Medicare Advantage plans are private-sector alternatives to traditional Medicare that are run by the federal government and require little or no prior approval.
Medicare Advantage plans give you a certain amount of government funding for each patient, and you can secure more money if you can keep your medical costs low through things like prior authorization.
The inspector general’s report examined June 2024 requests among 19 Medicare Advantage groups.
Services such as long-term acute care and inpatient rehabilitation, often used by patients recovering from serious illnesses such as stroke, heart disease, or severe bone fractures, can be expensive. The average cost of a long-term acute care hospital stay in 2023 is about $49,000, and the cost of an inpatient rehabilitation facility is about $24,000, according to the report.
A report on denials found that UnitedHealthcare, CVS Health, and Humana had the highest denial rates for these services, denying more than 70% of prior authorization requests in some cases.

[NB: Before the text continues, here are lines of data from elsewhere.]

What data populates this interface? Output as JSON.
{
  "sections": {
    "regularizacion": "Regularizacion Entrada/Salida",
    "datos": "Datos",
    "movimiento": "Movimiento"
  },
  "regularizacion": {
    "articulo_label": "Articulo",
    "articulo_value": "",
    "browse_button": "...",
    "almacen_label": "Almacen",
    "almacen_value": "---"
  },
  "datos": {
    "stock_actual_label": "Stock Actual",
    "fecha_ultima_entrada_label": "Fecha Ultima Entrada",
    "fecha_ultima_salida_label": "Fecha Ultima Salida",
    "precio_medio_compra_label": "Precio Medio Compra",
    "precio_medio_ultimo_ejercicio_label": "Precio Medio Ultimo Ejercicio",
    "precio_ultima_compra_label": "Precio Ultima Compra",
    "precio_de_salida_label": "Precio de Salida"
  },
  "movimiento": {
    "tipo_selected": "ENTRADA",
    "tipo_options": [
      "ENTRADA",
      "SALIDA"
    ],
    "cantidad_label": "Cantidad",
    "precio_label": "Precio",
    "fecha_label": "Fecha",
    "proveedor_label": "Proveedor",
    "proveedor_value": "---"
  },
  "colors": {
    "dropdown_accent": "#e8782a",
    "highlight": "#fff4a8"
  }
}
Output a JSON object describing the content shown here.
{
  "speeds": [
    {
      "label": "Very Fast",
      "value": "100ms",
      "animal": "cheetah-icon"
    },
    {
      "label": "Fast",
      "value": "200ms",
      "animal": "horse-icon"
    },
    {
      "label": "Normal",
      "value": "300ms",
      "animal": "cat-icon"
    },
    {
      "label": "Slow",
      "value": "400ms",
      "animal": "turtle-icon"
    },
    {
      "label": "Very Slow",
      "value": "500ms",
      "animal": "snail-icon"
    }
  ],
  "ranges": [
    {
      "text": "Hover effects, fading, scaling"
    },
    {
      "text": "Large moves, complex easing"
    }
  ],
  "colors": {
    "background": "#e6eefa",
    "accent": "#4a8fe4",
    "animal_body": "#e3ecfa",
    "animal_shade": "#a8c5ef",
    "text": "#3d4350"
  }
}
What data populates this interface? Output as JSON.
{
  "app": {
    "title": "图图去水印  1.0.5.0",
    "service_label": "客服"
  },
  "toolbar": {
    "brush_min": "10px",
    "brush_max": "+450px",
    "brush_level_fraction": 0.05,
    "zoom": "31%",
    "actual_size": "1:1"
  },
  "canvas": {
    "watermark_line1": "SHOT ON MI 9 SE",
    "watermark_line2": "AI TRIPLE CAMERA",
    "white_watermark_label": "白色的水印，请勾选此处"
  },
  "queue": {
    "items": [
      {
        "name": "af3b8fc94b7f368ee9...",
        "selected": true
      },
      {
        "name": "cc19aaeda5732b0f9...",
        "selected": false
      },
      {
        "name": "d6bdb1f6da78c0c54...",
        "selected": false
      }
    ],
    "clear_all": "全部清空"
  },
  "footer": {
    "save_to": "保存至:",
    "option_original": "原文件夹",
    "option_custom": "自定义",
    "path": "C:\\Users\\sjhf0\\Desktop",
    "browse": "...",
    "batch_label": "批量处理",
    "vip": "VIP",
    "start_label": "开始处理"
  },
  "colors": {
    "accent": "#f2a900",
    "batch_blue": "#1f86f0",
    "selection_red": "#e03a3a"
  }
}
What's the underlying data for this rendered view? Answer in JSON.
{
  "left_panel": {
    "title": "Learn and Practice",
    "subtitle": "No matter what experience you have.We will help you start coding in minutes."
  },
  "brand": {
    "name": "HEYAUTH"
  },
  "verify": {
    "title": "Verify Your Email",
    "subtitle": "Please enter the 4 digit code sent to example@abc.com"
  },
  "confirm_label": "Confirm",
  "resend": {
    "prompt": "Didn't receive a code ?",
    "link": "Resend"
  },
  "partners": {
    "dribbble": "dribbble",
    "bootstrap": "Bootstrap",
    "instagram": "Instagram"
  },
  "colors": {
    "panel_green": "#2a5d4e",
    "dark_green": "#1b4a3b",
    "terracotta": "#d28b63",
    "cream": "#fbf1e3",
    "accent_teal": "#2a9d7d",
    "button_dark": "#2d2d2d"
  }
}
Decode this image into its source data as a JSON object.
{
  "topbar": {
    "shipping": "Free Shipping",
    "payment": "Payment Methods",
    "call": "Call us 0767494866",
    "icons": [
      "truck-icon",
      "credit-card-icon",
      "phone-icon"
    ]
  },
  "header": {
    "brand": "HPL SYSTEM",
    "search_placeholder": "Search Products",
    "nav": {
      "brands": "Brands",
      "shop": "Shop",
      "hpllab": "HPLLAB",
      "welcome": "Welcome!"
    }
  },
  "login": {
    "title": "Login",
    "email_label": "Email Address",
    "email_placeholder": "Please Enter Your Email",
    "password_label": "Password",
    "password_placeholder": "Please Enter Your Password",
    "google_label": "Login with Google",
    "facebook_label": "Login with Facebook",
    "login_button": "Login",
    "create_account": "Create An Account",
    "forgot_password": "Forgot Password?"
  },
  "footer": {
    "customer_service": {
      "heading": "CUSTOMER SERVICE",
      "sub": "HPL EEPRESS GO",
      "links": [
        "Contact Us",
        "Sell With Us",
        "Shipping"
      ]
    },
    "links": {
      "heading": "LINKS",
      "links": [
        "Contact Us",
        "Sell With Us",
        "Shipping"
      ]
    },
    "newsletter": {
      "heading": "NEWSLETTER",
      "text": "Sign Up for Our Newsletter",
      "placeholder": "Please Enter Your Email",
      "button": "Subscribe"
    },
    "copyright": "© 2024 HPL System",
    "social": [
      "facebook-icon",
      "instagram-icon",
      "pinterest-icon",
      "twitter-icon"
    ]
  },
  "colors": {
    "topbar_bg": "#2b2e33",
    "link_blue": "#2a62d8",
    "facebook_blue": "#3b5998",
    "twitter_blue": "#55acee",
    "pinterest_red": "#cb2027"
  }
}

Nearly 20 million people in the United States are enrolled in Medicare Advantage plans managed by these three companies.
When patients have their requests for treatment denied, they are often forced to pay out-of-pocket or receive a lower level of care, Yaber said.
“Unfortunately, this is a high-cost, high-stakes field,” Yarber said. “Medical decisions are extremely important.”
In response to the report, the Office of Inspector General is recommending that the Centers for Medicare and Medicaid Services collect prior authorization data more regularly so it can continue to investigate the extent of the problem. It also recommended that CMS examine the wide variation in denial rates by insurance companies.
“At this time, these interest rates are not clear,” Bliss said.
Insurers argue that prior authorization helps control medical costs by preventing unnecessary tests, procedures, and treatments.
In an emailed statement, a spokesperson for Aetna, the insurance division of CVS Health, said: “We review requests quickly, provide a clear appeals process, and lead the way in continuous patient-centered improvement.”
UnitedHealthcare and Humana did not respond to requests for comment.
Meredith Fried, senior policy manager for the Medicare Policy Program at KFF, a nonpartisan health policy research group, said some of the prior authorization denials faced by patients can also be attributed to the provider, typically due to administrative errors such as a doctor not submitting all the necessary documentation to approve the claim or submitting the wrong billing code.
But Fried added that the unusually high rate of prior authorization denials in the HHS report “seems to undermine that point.”
“It only increases concerns that people are being inappropriately denied care,” Freed said.
The University of Pittsburgh’s Yarber also noted that the report found that commercial insurers were more likely than nonprofit insurers to deny prior authorization applications, raising questions about whether private insurers were trying to profit from denials.
“We’re not seeing wildly different patients, but there was a lot of variation in refusal rates,” Yarber said. “It’s hard to think of costs as separate from coverage calculations.”